Contouring is usually produced by placing a warm or cool toned color that is one or two shades darker than the skin color in areas such as in the hollows of the cheeks, on the side of the nose, and on the temples to give a shadow and a slimming effect. It can be complemented with a highlighter that is one or two shades lighter than the skin color on areas of the face that are more prominent such as on the apples of the cheeks and the tip of the nose or the t-zone (forehead, nose, and chin). This technique can also be referred to as strobing, which generally uses only lighter powders and shades and little to no darker ones.

== History ==
In the 16th century, contouring was used by Elizabethan stage actors, who would apply chalk and soot to their faces to help audience members read their facial expressions.

In the late 1800s, when electricity was invented and lights were widely used, soot was no longer an option. Instead of soot, actors would use greasepaint to help audience members decipher their emotions. In 1800s–1900s, Queen Victoria deemed makeup as vulgar, as only stage actors and prostitutes wore makeup. Makeup could only be purchased in costume stores.

In the 1920s and 1930s, contouring could be seen in the film world. German actress Marlene Dietrich would contour her face for her films. She would accentuate the natural lines of her face with shading and sculpting.

In 1934, makeup artist Max Factor Sr. was famous for applying makeup for stage actors. He added shading to the face so that it would not appear flat on film. In 1945, he presented the first tutorial on how to contour the face, for different face shapes.

In 1944, Ben Nye, a famous makeup artist, did the makeup for characters in Gone with the Wind and Planet of the Apes. He then created his own makeup line, which is still popular today.

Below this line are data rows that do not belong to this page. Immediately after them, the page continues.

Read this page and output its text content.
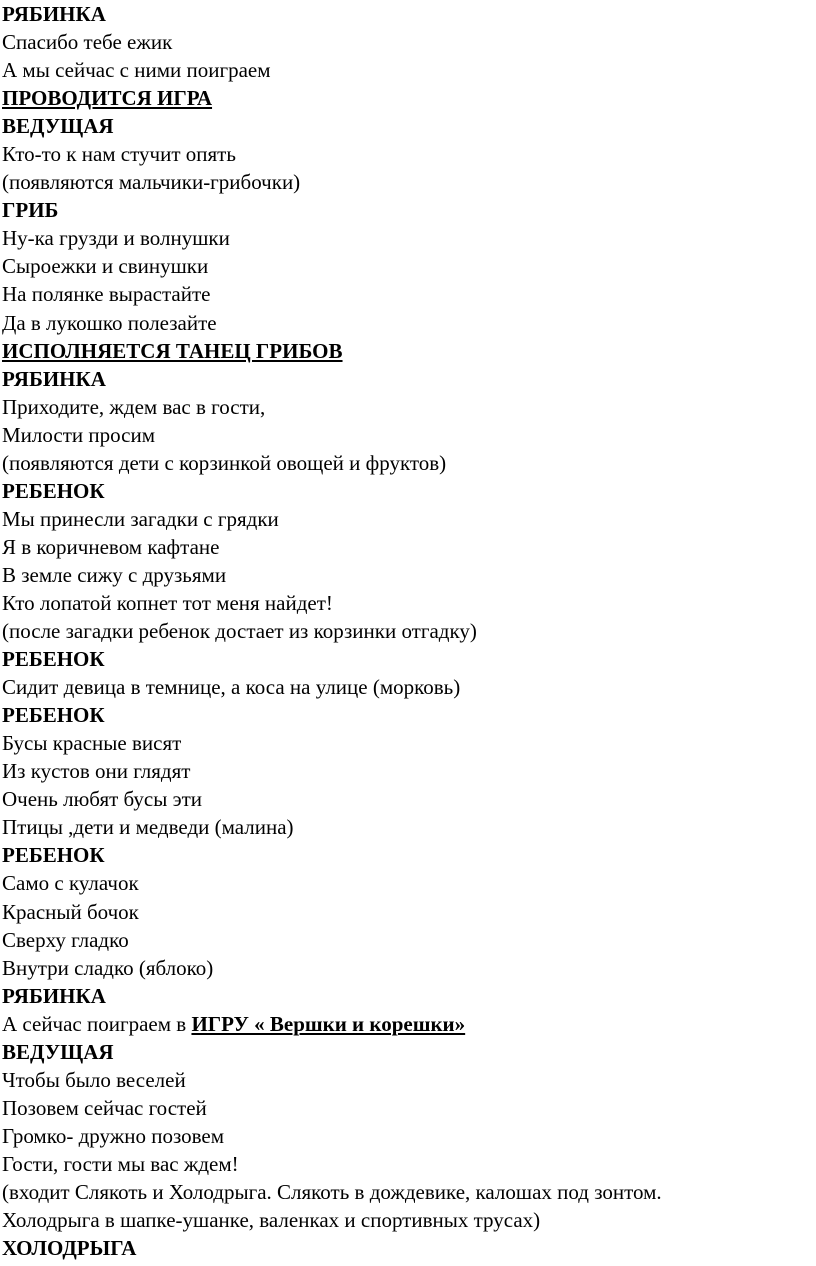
РЯБИНКА
Спасибо тебе ежик
А мы сейчас с ними поиграем
ПРОВОДИТСЯ ИГРА
ВЕДУЩАЯ
Кто-то к нам стучит опять
(появляются мальчики-грибочки)
ГРИБ
Ну-ка грузди и волнушки
Сыроежки и свинушки
На полянке вырастайте
Да в лукошко полезайте
ИСПОЛНЯЕТСЯ ТАНЕЦ ГРИБОВ
РЯБИНКА
Приходите, ждем вас в гости,
Милости просим
(появляются дети с корзинкой овощей и фруктов)
РЕБЕНОК
Мы принесли загадки с грядки
Я в коричневом кафтане
В земле сижу с друзьями
Кто лопатой копнет тот меня найдет!
(после загадки ребенок достает из корзинки отгадку)
РЕБЕНОК
Сидит девица в темнице, а коса на улице (морковь)
РЕБЕНОК
Бусы красные висят
Из кустов они глядят
Очень любят бусы эти
Птицы ,дети и медведи (малина)
РЕБЕНОК
Само с кулачок
Красный бочок
Сверху гладко
Внутри сладко (яблоко)
РЯБИНКА
А сейчас поиграем в ИГРУ « Вершки и корешки»
ВЕДУЩАЯ
Чтобы было веселей
Позовем сейчас гостей
Громко- дружно позовем
Гости, гости мы вас ждем!
(входит Слякоть и Холодрыга. Слякоть в дождевике, калошах под зонтом.
Холодрыга в шапке-ушанке, валенках и спортивных трусах)
ХОЛОДРЫГА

In the 1950s, a time of Old Hollywood glamour, features were subtly contoured and shaded. This method was used by actresses such as Audrey Hepburn, Marilyn Monroe, and Elizabeth Taylor.

In the 1990s, makeup artist Kevyn Aucoin was wholly responsible for the sculpted, chiseled look of many celebrities and top models, including Cher, Madonna, Gwyneth Paltrow, Cindy Crawford, and Janet Jackson. In October 2000, he published his industry defining cosmetics book, Face Forward, which became a New York Times bestseller. The book was widely noted for introducing makeup sculpting and contouring to the general public for the first time.

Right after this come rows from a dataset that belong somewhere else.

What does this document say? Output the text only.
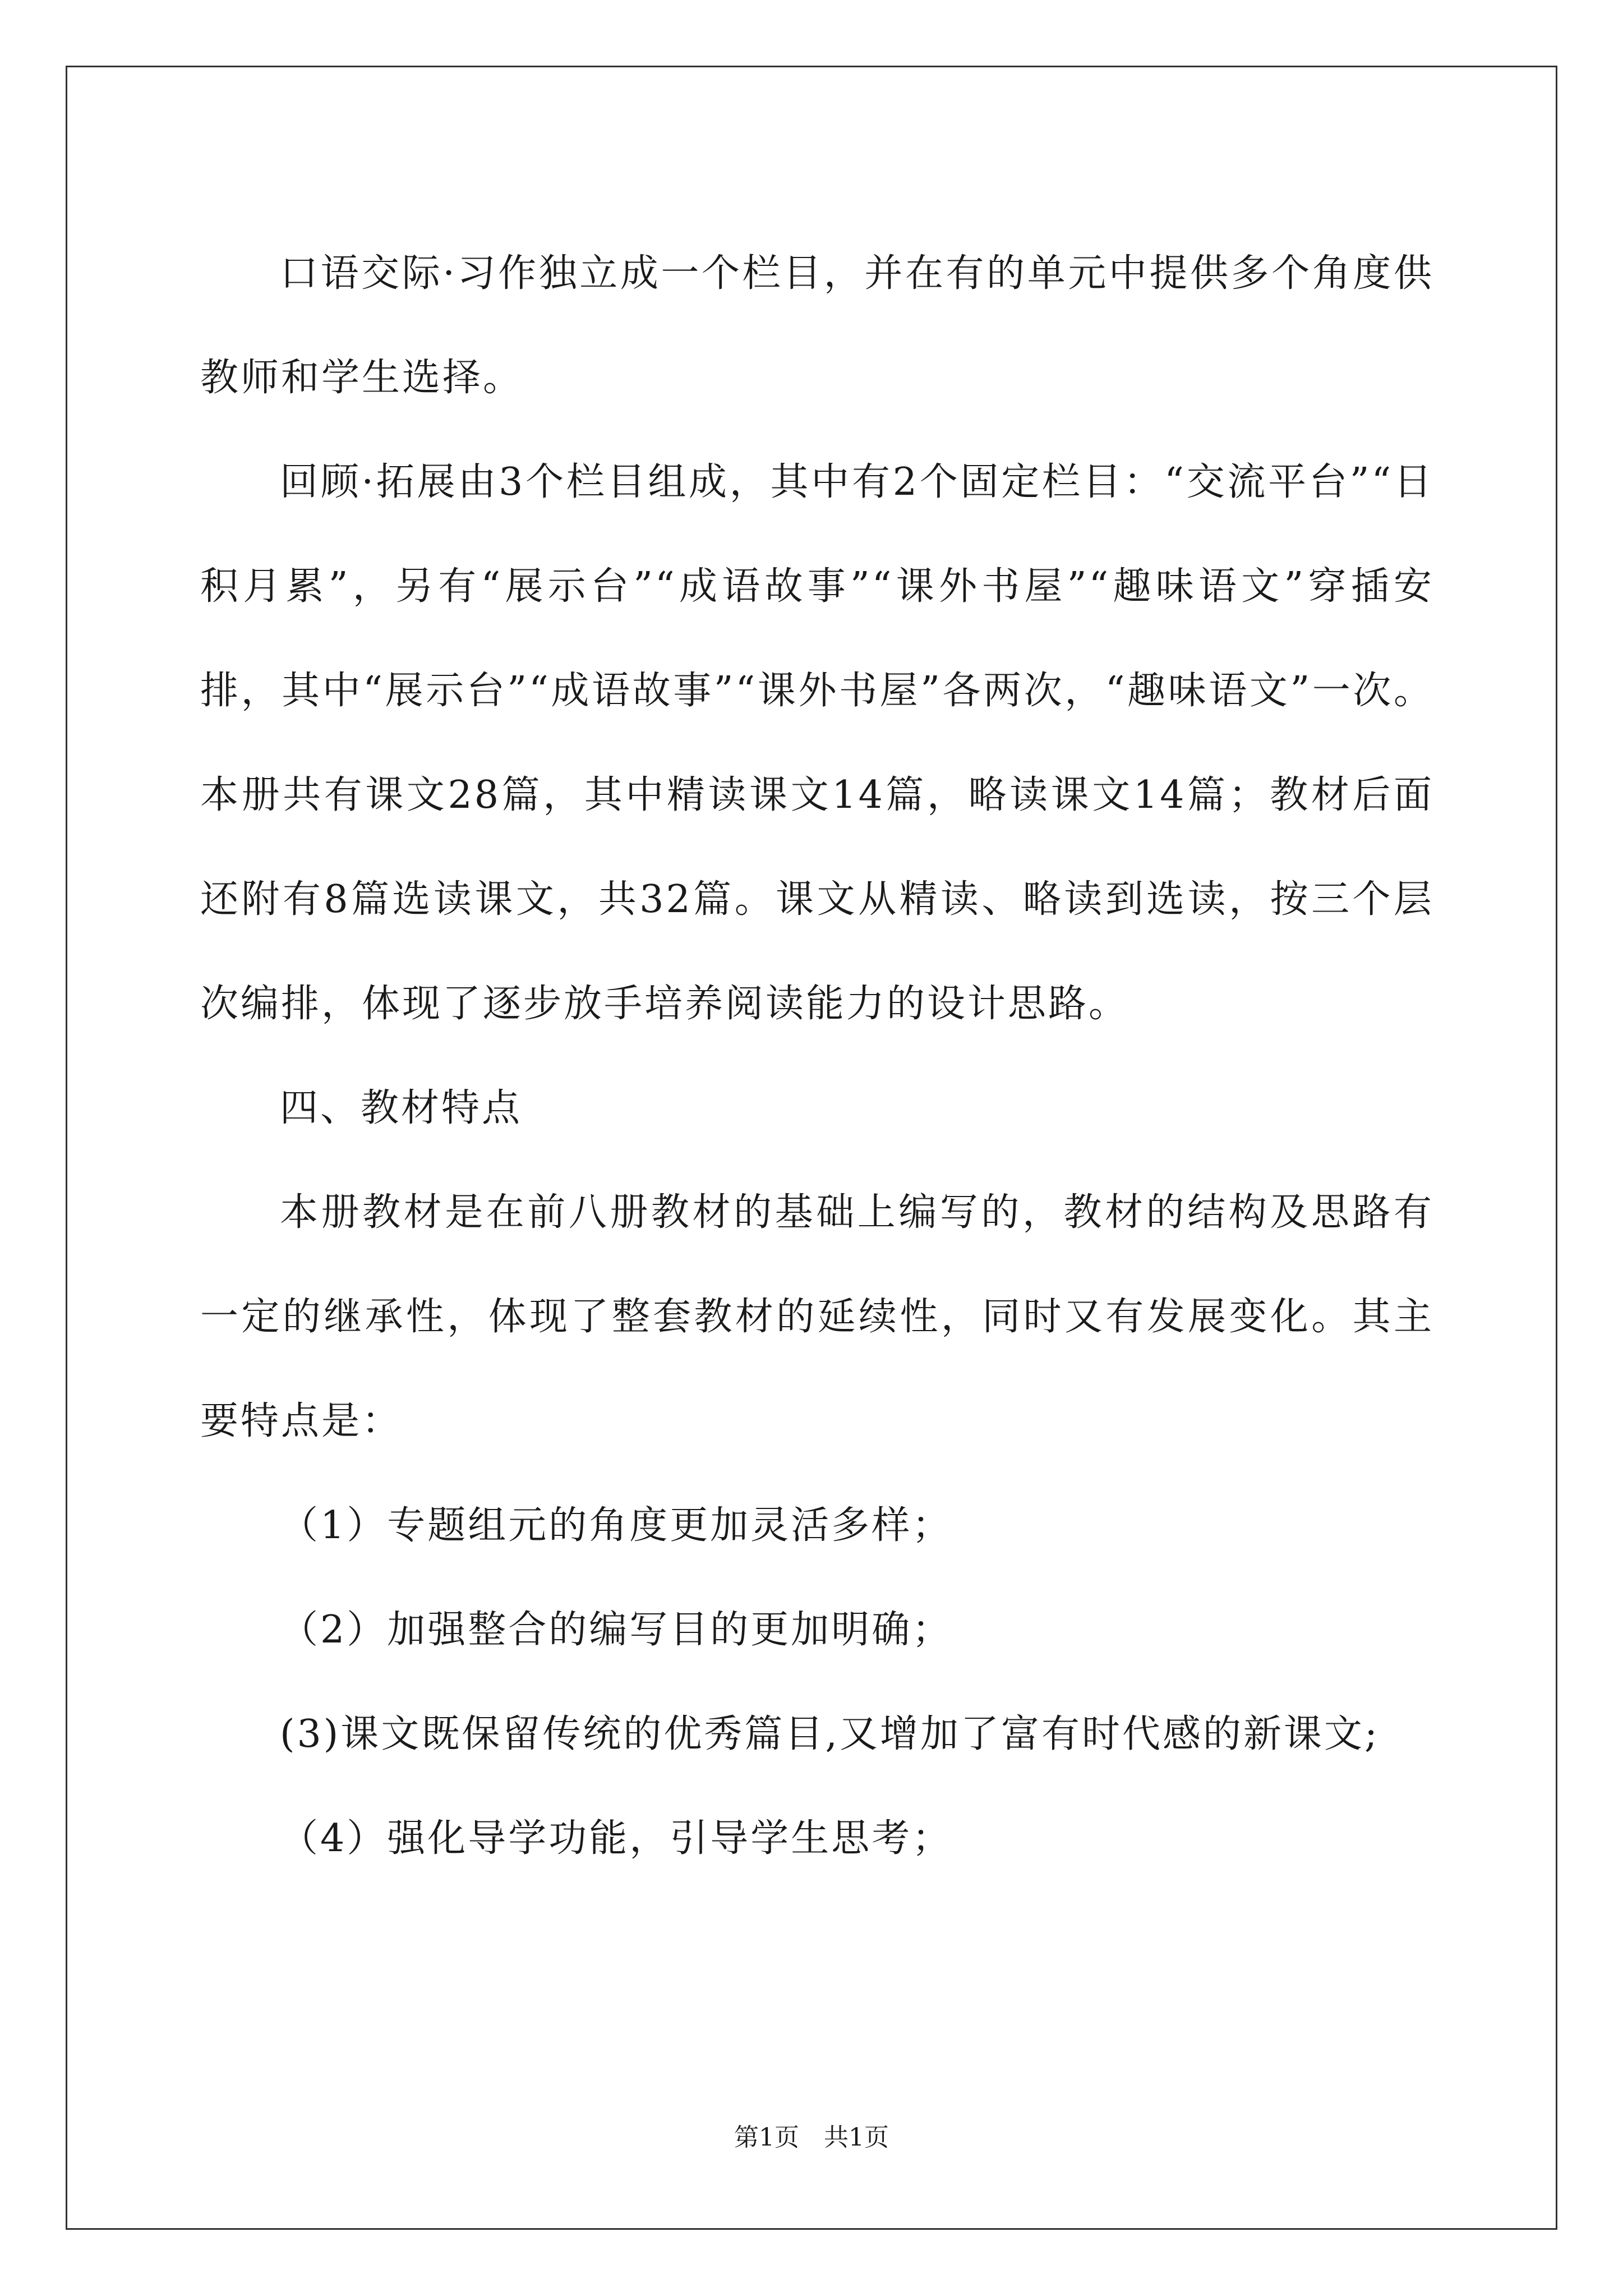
口语交际·习作独立成一个栏目，并在有的单元中提供多个角度供教师和学生选择。

回顾·拓展由3个栏目组成，其中有2个固定栏目：“交流平台”“日积月累”，另有“展示台”“成语故事”“课外书屋”“趣味语文”穿插安排，其中“展示台”“成语故事”“课外书屋”各两次，“趣味语文”一次。本册共有课文28篇，其中精读课文14篇，略读课文14篇；教材后面还附有8篇选读课文，共32篇。课文从精读、略读到选读，按三个层次编排，体现了逐步放手培养阅读能力的设计思路。

四、教材特点

本册教材是在前八册教材的基础上编写的，教材的结构及思路有一定的继承性，体现了整套教材的延续性，同时又有发展变化。其主要特点是：

（1）专题组元的角度更加灵活多样；

（2）加强整合的编写目的更加明确；

(3)课文既保留传统的优秀篇目,又增加了富有时代感的新课文;

（4）强化导学功能，引导学生思考；

第1页　共1页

In the 2000s, the practice of "body contouring" – the application of contouring to other parts of the body than the face, such as shinbones or breasts ("boob contouring") – became more widely noticed as a result of the increasing number of images of celebrities appearing in social media.

In the 2010s, contouring became even more intense as makeup techniques advanced. While contouring has existed for centuries to some extent, the technique was revolutionized by celebrities, such as Kim Kardashian and makeup artists incorporating it even more into their looks. The trend of contouring has taken over beauty brands by prompting the sale of items meant specifically for contouring and strobing, its lighter counterpart. Contouring developed from only people in the public eye practicing it, to more affordable and accessible brands manufacturing products so all people can use the technique. The practice is often used by drag queens to emphasize feminine features and soften masculine ones. Contouring is used largely to not only accentuate features present on the face, but also to hide or change features that are unwanted. Products often used include powder contour, which can come in palettes with both light and dark colors for highlighting and contouring, as well as cream contour products that can create a more emphasized look.